Patrick Lencioni is an excellent business thinker. He is known for simple yet powerful management wisdom through books like The Five Dysfunctions of a Team and The Three Signs of a Miserable Job.
Recently, he has started The Simple Wisdom Project, which is intended to be “a source of perspective and common sense about topics relating to family, faith, and life’s daily challenges.”
His latest monthly article discusses socialism. He writes it in response to a reader who “wanted to understand why socialism is a bad thing, especially in the context of the Christian commandments to love thy neighbor, care for the poor and avoid materialism.”
The short article is well worth your read. Here are a few key excerpts.
Socialism doesn’t work:
First, it just doesn’t work. At least not for very long. That’s because people are flawed and, outside of a family, a religious order, or a small group of friends, they will not continually work hard for the ‘greater good’ if they do not receive the fruits of that work themselves. As an economics major in college, I learned that this theory had a name: ‘the free-loader effect’. It is the natural tendency of people to do less and less work when they realize that they won’t see a proportionate increase in what they can get for it.
Over time—and this is an inevitable consequence of the free-loader effect—socialist societies experience decreasing productivity, risk-taking, and innovation, along with increasing tax rates, promises of government programs, and expectations from citizens about what they can get from those programs. When the economy inevitably falters under its own weight, those expectations cannot be met.
Socialism diminishes the dignity of human beings:
The second reason why I believe socialism is such a bad idea is very much related to the first, but much more important to me as a Christian: it diminishes the dignity of human beings. In socialist societies, individuals grow increasingly dependent on the government for their well-being, and less and less confident that they are capable of and responsible for themselves. This is an inevitable recipe for cynicism, fatalism and depression.
Socialism advances through a subtle, “slow creep”:
… socialism does not usually spring up over night. Instead, it creeps. Little by little we grow accustomed to new and higher taxes (“it’s just a one percent increase in the sales tax”), more government programs (“how can I vote against free ‘fill-in-the-blank” for children?”), and the false lure of getting something for nothing.
What should we do if we really want to be compassionate and make a difference?
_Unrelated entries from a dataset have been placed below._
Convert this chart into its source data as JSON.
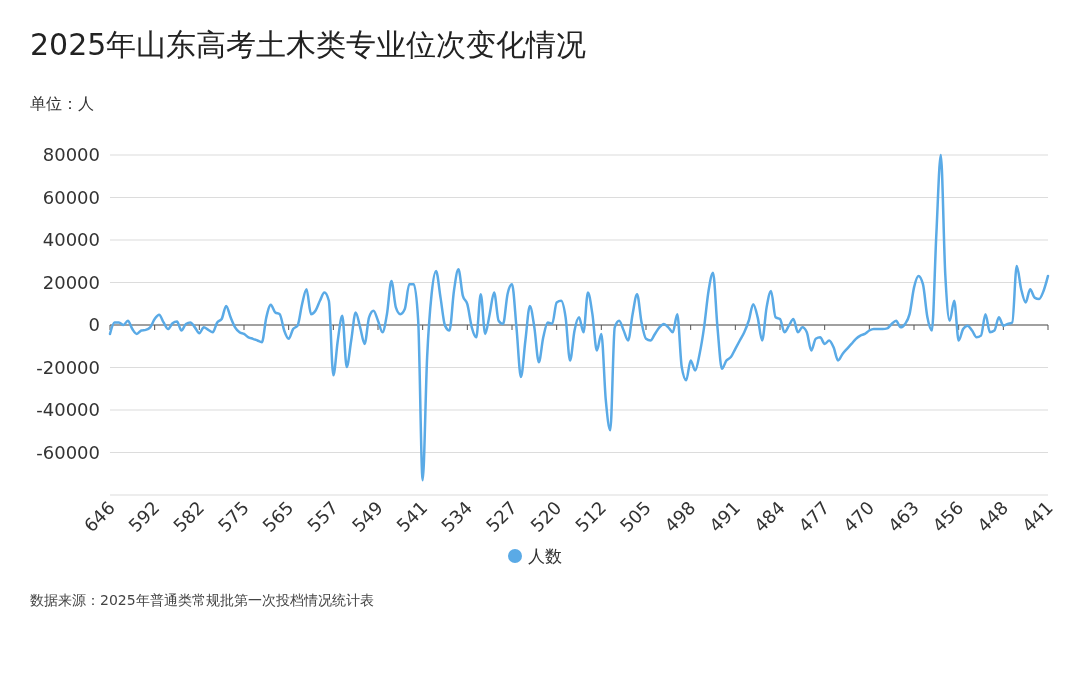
{
  "chart_data": {
    "type": "line",
    "title": "2025年山东高考土木类专业位次变化情况",
    "ylabel": "单位：人",
    "annotations": [
      "数据来源：2025年普通类常规批第一次投档情况统计表"
    ],
    "categories": [
      "646",
      null,
      null,
      null,
      null,
      null,
      null,
      null,
      null,
      null,
      "592",
      null,
      null,
      null,
      null,
      null,
      null,
      null,
      null,
      null,
      "582",
      null,
      null,
      null,
      null,
      null,
      null,
      null,
      null,
      null,
      "575",
      null,
      null,
      null,
      null,
      null,
      null,
      null,
      null,
      null,
      "565",
      null,
      null,
      null,
      null,
      null,
      null,
      null,
      null,
      null,
      "557",
      null,
      null,
      null,
      null,
      null,
      null,
      null,
      null,
      null,
      "549",
      null,
      null,
      null,
      null,
      null,
      null,
      null,
      null,
      null,
      "541",
      null,
      null,
      null,
      null,
      null,
      null,
      null,
      null,
      null,
      "534",
      null,
      null,
      null,
      null,
      null,
      null,
      null,
      null,
      null,
      "527",
      null,
      null,
      null,
      null,
      null,
      null,
      null,
      null,
      null,
      "520",
      null,
      null,
      null,
      null,
      null,
      null,
      null,
      null,
      null,
      "512",
      null,
      null,
      null,
      null,
      null,
      null,
      null,
      null,
      null,
      "505",
      null,
      null,
      null,
      null,
      null,
      null,
      null,
      null,
      null,
      "498",
      null,
      null,
      null,
      null,
      null,
      null,
      null,
      null,
      null,
      "491",
      null,
      null,
      null,
      null,
      null,
      null,
      null,
      null,
      null,
      "484",
      null,
      null,
      null,
      null,
      null,
      null,
      null,
      null,
      null,
      "477",
      null,
      null,
      null,
      null,
      null,
      null,
      null,
      null,
      null,
      "470",
      null,
      null,
      null,
      null,
      null,
      null,
      null,
      null,
      null,
      "463",
      null,
      null,
      null,
      null,
      null,
      null,
      null,
      null,
      null,
      "456",
      null,
      null,
      null,
      null,
      null,
      null,
      null,
      null,
      null,
      "448",
      null,
      null,
      null,
      null,
      null,
      null,
      null,
      null,
      null,
      "441"
    ],
    "series": [
      {
        "name": "人数",
        "color": "#5aaae6",
        "values": [
          -4200,
          1200,
          1200,
          0,
          2000,
          -1900,
          -4200,
          -2600,
          -2300,
          -1100,
          2800,
          4800,
          1200,
          -1900,
          800,
          1600,
          -2600,
          500,
          1200,
          -1100,
          -3900,
          -1100,
          -2300,
          -3400,
          1200,
          2800,
          9000,
          3600,
          -1100,
          -3400,
          -4200,
          -5800,
          -6500,
          -7300,
          -8100,
          3600,
          9500,
          5900,
          5100,
          -2600,
          -6500,
          -1900,
          -300,
          9800,
          16800,
          5100,
          6700,
          11400,
          15300,
          11400,
          -23700,
          -7300,
          4400,
          -19800,
          -7300,
          5900,
          -1100,
          -8900,
          3600,
          6700,
          2000,
          -3400,
          5100,
          20700,
          8300,
          5100,
          7500,
          19200,
          19200,
          2000,
          -73000,
          -15100,
          14500,
          25400,
          12900,
          -300,
          -2600,
          16000,
          26200,
          13700,
          9800,
          -1100,
          -5800,
          14500,
          -4200,
          5100,
          15300,
          2000,
          500,
          14500,
          19200,
          -1100,
          -24500,
          -7300,
          9000,
          -1100,
          -17500,
          -5800,
          1200,
          500,
          10600,
          11400,
          3600,
          -16700,
          -2600,
          3600,
          -3400,
          15300,
          5100,
          -12000,
          -4200,
          -35400,
          -49500,
          -1100,
          2000,
          -2600,
          -7300,
          5100,
          14500,
          1200,
          -6500,
          -7300,
          -4200,
          -1100,
          500,
          -1100,
          -3400,
          5100,
          -19800,
          -26000,
          -16700,
          -21400,
          -13600,
          -1100,
          16000,
          24600,
          -1100,
          -20600,
          -16700,
          -15100,
          -11200,
          -7300,
          -3400,
          2000,
          9800,
          3600,
          -7300,
          8300,
          16000,
          3600,
          2800,
          -3400,
          -300,
          2800,
          -3400,
          -1100,
          -3400,
          -12000,
          -6500,
          -5800,
          -8900,
          -7300,
          -10500,
          -16700,
          -13600,
          -11200,
          -8900,
          -6500,
          -5000,
          -4200,
          -2600,
          -1900,
          -1900,
          -1900,
          -1600,
          500,
          2000,
          -1100,
          500,
          5100,
          17600,
          23100,
          19200,
          3600,
          -2600,
          42600,
          80000,
          23900,
          2000,
          11400,
          -7300,
          -1900,
          -300,
          -2600,
          -5800,
          -5000,
          5100,
          -3400,
          -2600,
          3600,
          -300,
          500,
          1200,
          27800,
          16800,
          10600,
          16800,
          12900,
          12200,
          16000,
          23100
        ]
      }
    ],
    "ylim": [
      -80000,
      80000
    ],
    "yticks": [
      {
        "value": -80000,
        "label": null
      },
      -60000,
      -40000,
      -20000,
      0,
      20000,
      40000,
      60000,
      80000
    ],
    "grid": "y",
    "legend": "bottom",
    "marker": "none",
    "line_style": "solid"
  }
}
So what are we to do if we want to act on our desire to do good and make a difference? Work hard. Create jobs. Treat our employees with dignity and love. Give generously of our money and our time to good charities and directly to those in need. And demand that our government compassionately provide effective programs and services for those who are truly incapable of providing for themselves.
But we should never, ever, support a program, a tax or a proposal that makes us feel good but ends up making the lives of the people we are supposed to be helping, and the society in which they live, more difficult and dependent.